Дело было ночью. Надюша его разбудила:
- Костя, вставай. Ольга Федоровна отравилась.
- Чем?
- Не знаю. Иван Филимонович постучал, говорит: отравилась. Идем туда.
В комнате был беспорядок, на кровати, вся лиловая, лежала Ольга Федоровна, изо рта у нее пузырилась серая пена. Иван Филимонович, помятый и растерянный, в плохо застегнутых брюках, суетился у кровати, переставляя с места на место маленькие ноги в голубых носках. На тумбочке, на столе, на кровати - всюду валялись пустые пузырьки с красными этикетками: "наружное".
- Что она выпила? - спросил Костя.
- Не знаю, - сказал, ломая руки, Иван Филимонович. - Вероятно, все, что в доме было наружного.
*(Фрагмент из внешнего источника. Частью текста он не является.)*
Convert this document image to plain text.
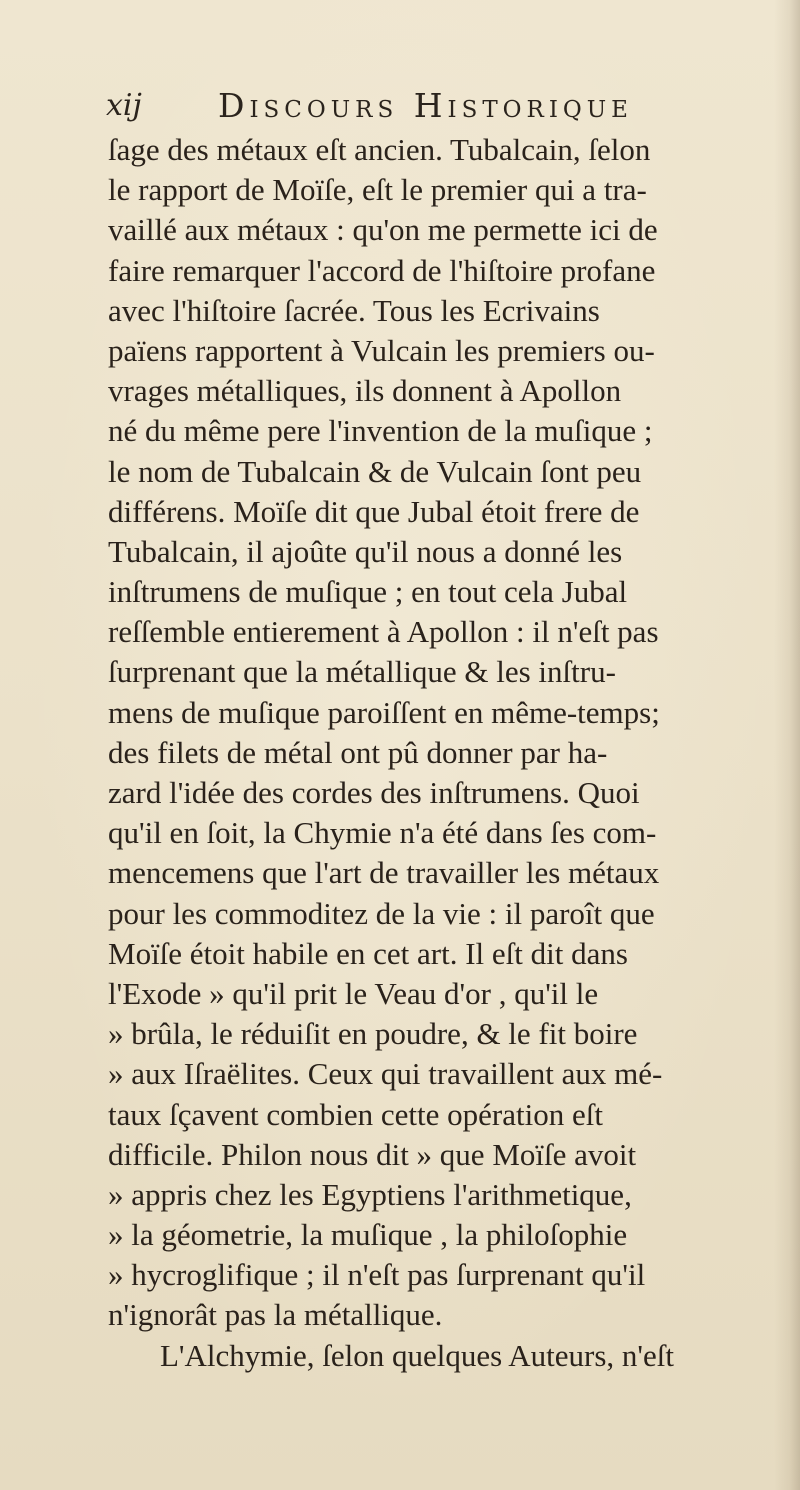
xij Discours Historique
ſage des métaux eſt ancien. Tubalcain, ſelon
le rapport de Moïſe, eſt le premier qui a tra-
vaillé aux métaux : qu'on me permette ici de
faire remarquer l'accord de l'hiſtoire profane
avec l'hiſtoire ſacrée. Tous les Ecrivains
païens rapportent à Vulcain les premiers ou-
vrages métalliques, ils donnent à Apollon
né du même pere l'invention de la muſique ;
le nom de Tubalcain & de Vulcain ſont peu
différens. Moïſe dit que Jubal étoit frere de
Tubalcain, il ajoûte qu'il nous a donné les
inſtrumens de muſique ; en tout cela Jubal
reſſemble entierement à Apollon : il n'eſt pas
ſurprenant que la métallique & les inſtru-
mens de muſique paroiſſent en même-temps;
des filets de métal ont pû donner par ha-
zard l'idée des cordes des inſtrumens. Quoi
qu'il en ſoit, la Chymie n'a été dans ſes com-
mencemens que l'art de travailler les métaux
pour les commoditez de la vie : il paroît que
Moïſe étoit habile en cet art. Il eſt dit dans
l'Exode » qu'il prit le Veau d'or , qu'il le
» brûla, le réduiſit en poudre, & le fit boire
» aux Iſraëlites. Ceux qui travaillent aux mé-
taux ſçavent combien cette opération eſt
difficile. Philon nous dit » que Moïſe avoit
» appris chez les Egyptiens l'arithmetique,
» la géometrie, la muſique , la philoſophie
» hycroglifique ; il n'eſt pas ſurprenant qu'il
n'ignorât pas la métallique.
L'Alchymie, ſelon quelques Auteurs, n'eſt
Я ей физически не изменял.
Ольга Федоровна сипела, закатив глаза.
- "Неотложную" вызвали?
- Да. Сказали: машины в разгоне. Ждите.
- Костя, я позвоню Лиле.
- Звони, только скорее. Нет, лучше я сам. ...Длинные гудки. Никто не подходит. Неужели спят, не слышат? Нет. Подошла сама Лиля.
- Леонилла Илларионовна, это Левин. Да, Костя Левин. Простите, ради бога, что беспокою вас в такое время. Наша соседка отравилась. "Неотложная" не едет.
- Чем? - спросил деловой, металлический голос.
- Неясно. Что-то наружное. Много.
- Буду сейчас.
Костя вернулся. Ольга Федоровна лежала и сипела. Иван Федорович повторил:
- Я ей физически не изменял.
Виолетта, неизвестно откуда взявшаяся, подошла и ударила его ногой. Иван Филимонович обеими руками схватился за лысину, застонал и сел на пол.